Several strategies were carried out during both influenza seasons as listed below.
Ambulatory opening hours extension in the teaching hospital building: the vaccination service was provided 1 hour twice a week in previous campaigns, while from 1.00pm to 2.30 pm 3 days per week from the 2015–16 campaign.
Ambulatories where the vaccination was offered were doubled in number: the setting where the influenza vaccination was provided was one in the previous campaigns (located inside the teaching hospital building), while from the season 2015–16 the University building was provided with another new setting in the Occupational Medicine department as well.
E-mail invitation: The General Director and Chief Executive Officer sent an email (official email address of the FPG Hospital) explaining to every HCW the importance of the immunisation, where and when this service was provided inside the FPG-UCSC (from the 2015–16 campaign).
Promotional and informative material including advertising posters were placed in different strategic locations, e.g. main and secondary entrances, departments corridors, walls near to elevators (from the 2015–16 campaign).
The Forum Theatre. A peculiar theatre methodology, created in Brazil in the 1970s, with the propose of promoting social and political change and characterized by a participative approach was adopted for the first time only in 2015–16 campaign in the FPG-UCSC, to increase awareness and promote influenza vaccination, reaching good overall success.31 Every spectator -or rather “spect-actor”- can be involved in the theatrical representation, be stimulated to go on stage, play a part in the story, change the lines and make the events take another turn.
Opening conference to launch the seasonal vaccination campaign. During this event, the results of the previous campaign were shown and people in attendance were invited to adhere to the campaign (from the 2015–16 campaign).

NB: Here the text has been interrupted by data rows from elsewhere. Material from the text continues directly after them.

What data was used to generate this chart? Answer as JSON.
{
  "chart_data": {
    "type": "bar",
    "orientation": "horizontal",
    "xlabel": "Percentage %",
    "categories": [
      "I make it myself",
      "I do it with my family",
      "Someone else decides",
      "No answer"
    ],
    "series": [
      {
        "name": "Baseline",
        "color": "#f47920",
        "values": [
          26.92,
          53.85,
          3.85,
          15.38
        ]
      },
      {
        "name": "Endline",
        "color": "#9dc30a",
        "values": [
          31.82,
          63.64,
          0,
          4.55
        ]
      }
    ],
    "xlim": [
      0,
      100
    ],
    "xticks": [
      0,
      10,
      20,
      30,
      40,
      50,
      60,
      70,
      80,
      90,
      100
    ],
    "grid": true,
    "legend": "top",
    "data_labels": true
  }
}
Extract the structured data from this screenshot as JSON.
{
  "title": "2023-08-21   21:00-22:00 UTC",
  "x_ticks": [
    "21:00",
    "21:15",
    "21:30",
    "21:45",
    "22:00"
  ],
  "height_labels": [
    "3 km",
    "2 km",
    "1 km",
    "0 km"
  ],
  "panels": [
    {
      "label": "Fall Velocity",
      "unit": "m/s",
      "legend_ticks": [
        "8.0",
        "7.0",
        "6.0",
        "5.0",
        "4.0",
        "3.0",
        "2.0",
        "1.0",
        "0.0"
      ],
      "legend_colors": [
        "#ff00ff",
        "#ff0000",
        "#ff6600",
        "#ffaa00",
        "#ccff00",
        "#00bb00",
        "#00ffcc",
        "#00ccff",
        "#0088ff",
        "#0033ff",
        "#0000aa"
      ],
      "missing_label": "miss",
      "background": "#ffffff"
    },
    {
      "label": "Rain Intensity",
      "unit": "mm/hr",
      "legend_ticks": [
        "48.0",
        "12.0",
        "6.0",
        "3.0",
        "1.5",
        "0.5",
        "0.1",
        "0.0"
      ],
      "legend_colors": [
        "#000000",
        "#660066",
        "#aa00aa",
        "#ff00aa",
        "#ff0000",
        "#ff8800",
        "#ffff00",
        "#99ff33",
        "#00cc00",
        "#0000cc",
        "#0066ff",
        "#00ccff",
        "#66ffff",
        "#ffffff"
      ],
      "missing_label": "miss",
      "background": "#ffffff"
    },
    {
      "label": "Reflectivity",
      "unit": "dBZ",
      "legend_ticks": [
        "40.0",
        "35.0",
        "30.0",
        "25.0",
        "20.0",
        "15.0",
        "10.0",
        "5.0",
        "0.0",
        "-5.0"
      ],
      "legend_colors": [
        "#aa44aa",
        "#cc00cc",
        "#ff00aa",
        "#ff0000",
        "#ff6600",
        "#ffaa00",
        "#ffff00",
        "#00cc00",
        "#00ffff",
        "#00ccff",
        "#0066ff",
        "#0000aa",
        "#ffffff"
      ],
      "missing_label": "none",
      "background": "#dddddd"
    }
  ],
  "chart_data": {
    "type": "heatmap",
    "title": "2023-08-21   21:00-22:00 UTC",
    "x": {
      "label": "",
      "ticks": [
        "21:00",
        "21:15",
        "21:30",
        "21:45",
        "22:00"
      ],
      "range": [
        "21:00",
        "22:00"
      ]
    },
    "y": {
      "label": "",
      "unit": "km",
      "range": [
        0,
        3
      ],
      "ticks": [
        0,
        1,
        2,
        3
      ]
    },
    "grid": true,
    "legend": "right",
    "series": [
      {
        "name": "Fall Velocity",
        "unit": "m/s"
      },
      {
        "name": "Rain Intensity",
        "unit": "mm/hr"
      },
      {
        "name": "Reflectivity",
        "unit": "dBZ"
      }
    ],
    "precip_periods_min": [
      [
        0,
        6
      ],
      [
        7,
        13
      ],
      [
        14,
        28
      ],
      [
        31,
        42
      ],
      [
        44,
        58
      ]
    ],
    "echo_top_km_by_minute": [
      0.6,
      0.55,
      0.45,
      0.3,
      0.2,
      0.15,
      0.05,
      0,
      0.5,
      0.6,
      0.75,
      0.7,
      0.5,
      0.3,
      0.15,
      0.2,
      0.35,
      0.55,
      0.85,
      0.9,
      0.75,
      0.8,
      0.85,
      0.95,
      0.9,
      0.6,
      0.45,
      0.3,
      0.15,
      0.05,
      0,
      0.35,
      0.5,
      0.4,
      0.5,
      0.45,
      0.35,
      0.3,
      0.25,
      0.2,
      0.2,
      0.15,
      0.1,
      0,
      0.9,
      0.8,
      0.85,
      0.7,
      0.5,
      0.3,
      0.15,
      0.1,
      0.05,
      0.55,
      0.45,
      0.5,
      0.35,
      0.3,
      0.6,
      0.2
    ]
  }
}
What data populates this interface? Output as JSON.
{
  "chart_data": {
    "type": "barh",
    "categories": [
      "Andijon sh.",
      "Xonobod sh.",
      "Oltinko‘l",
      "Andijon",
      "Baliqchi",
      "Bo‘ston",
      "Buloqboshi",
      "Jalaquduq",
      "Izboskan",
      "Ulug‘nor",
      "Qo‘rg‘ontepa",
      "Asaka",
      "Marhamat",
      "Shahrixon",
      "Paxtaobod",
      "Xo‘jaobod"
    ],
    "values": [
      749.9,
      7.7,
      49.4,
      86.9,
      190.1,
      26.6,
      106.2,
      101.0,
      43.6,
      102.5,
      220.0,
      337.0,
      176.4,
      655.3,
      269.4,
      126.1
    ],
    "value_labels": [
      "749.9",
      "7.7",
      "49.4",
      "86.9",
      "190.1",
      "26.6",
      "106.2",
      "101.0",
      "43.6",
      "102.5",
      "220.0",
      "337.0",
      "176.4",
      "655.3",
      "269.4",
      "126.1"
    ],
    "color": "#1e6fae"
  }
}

An additional bottom-up approach was carried out during the 2016–17 influenza immunization campaign along with the strategies listed above: the On-Site Vaccination against Influenza (OSV). In particular, the proposal of this strategy emerged from HCWs themselves, mainly from those who participated in the Forum Theatre representations. The OSV consists of groups of MRs (in Hygiene and Preventive Medicine and/or Occupational Medicine) that go to a specific ward, perform influenza immunisation counselling to HCWs who work in that ward, collect the informed consent, and eventually vaccinate HCWs who want to be vaccinated. This kind of project has been already used as reported in scientific literature.17,32,33
Statistical analysis
Vaccination (yes/no), area of specialty (surgical, medical, other “services”), academic year of the residency programs and specific residency programs were considered as variables. The sample was described through absolute and relative frequencies when qualitative variables were taken into account. Comparisons between 2015–16 and 2016–17 influenza seasonal vaccination campaigns were performed using the chi-square test or the Fisher’s test with regards to both overall vaccination coverage and vaccination coverage stratified by area of specialty and specific residency program. Similarly, the chi-square test was used to compare vaccination coverage among different academic years (1st and 2nd -core training, and 3rd–5th -advanced training) of the residency programs in 2016–17. Data were analysed using the STATA software. Significance level was set at p < 0.05.
Disclosure of potential conflicts of interest
No potential conflict of interest was reported by the authors.